Several types of filtration systems for a water tank for keeping aquatic animals and plants are known. One example is shown in FIG. 6, in which a filter medium 103 composed of only a single or several kinds of chemical fiber materials or a combination of sand-layers and filter, is received in a container 102 which is separately situated from a water tank 101, and the water in the tank 101 is drawn up by a motor pump 106 through an intake tube 105 having a meshed basket 104 at a lower portion of the tube 105 and discharged to the upper surface of the filter medium 103 in the container 102 via a discharge tube 107, and then allowed to flow back to the water tank 101 through a return tube 108. Another example is shown in FIG. 7, in which a filter medium is received in a container 109 having a plurality of inlet ports formed in a bottom surface or a side surface thereof, the container 109 is then placed on a bottom portion of a water tank 101, and an upper end portion of the container 109 is connected to a motor pump 111 through an intake tube 110, so that the water in the water tank 101 flows to and passes through the filter medium and then drawn by the motor pump 111 so as to be returned to the water tank 101 through a return tube 112. An additional example is shown in FIG. 8, in which the water in a water tank is drawn into a container 115 located outside the water tank by a motor pump 116 located in the top of the container 115 through an intake tube 114 having a meshed basket 114 on a bottom portion of the water tank, so that the water passes through a filter medium received in the container 115, and then flows back into the water tank through a return tube 117.
Incidentally, it is a general practice to deliver air into a water tank from an air pump located outside the water tank through a tube, in order to supply oxygen into the water.
However, any one of the above-mentioned conventional filtration systems employs as a solid-liquid separator only one clean filtration means or system, such as a filter (chemical fiber material, filter paper, etc.) and/or a particulated filter medium layer (sand layer).
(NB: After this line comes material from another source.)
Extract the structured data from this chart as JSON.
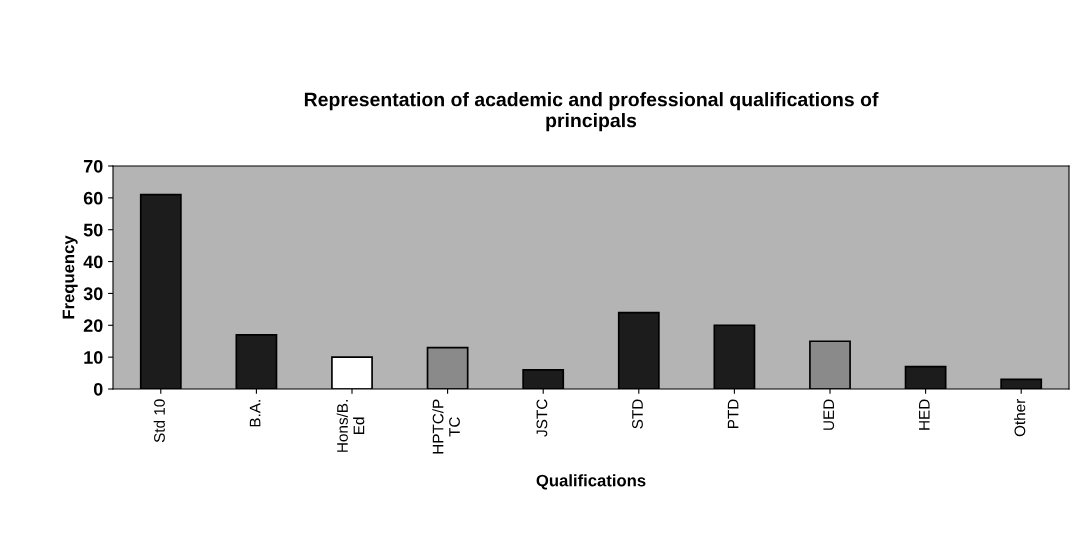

Since it is designed such that the water in the water tank flows directly to the filter medium to capture the corruption factors contained in the water by the filter medium, filtration efficiency is comparatively low.
That is to say, in any one of the above-mentioned conventional filtration systems, particulates as corruption factors are captured directly by the filter medium during the process of filtration. Therefore, as the amount of particulates captured by the filter medium is increased, the filter liquid flow path formed in the filter material is narrowed in a comparatively short time and finally completely choked whereby clogging is produced. Accordingly, in the example shown in FIG. 6, the non-filtered water drawn up by the pump merely passes across the surface of the filter medium and directly flows back to the water tank. Also, in the examples shown in FIGS. 7 and 8, since the speed of water passing within the filtration system is lowered due to clogging, there is produced a region where the water flow is weak or none, within the water tank. As a result, the corruption factors are precipitated on the bottom portion of the water tank and condensed into sludge which produces hazardous components. Then, the corruption factors in the form of sludge are caused to suspend or float within the water tank in accordance with the water flow produced by the aquatic animals swimming in the water of the water tank or air supplied to the water tank.
In order to prevent an early and complete choking or blocking of the filter surface caused by such corruption matters, it is necessary to have a large filtration area dimension. However, if the filtration area dimension is increased, a filtration system as a final product becomes large in size. Recently, there is a tendency that very tiny aquatic animals or plants are kept in a small-sized water tank. Therefore, there is demanded a small-sized filtration system having an excellent filtration efficiency, so as to match with such a small-sized water tank.
Further, since any one of the above-mentioned conventional filtration systems employs a motor pump in order to forcibly circulate water, costs of electric power are increased and noises are produced.
Furthermore, in the conventional filtration systems mentioned above, various attachments such as intake tube (104, 105; 113, 114) attached with a meshed basket, discharge tube (107), motor pump (106, 111, 116) and return tube (108, 112, 117) are essentially employed, in addition to the filter medium receiving portion (103, 109, 115) acting as a main body for exhibiting the filtration function. Accordingly, the appearance of the system is unsightly, and handling is not easy when cleaning.
The present invention has been accomplished in order to obviate the above problems inherent in the conventional systems.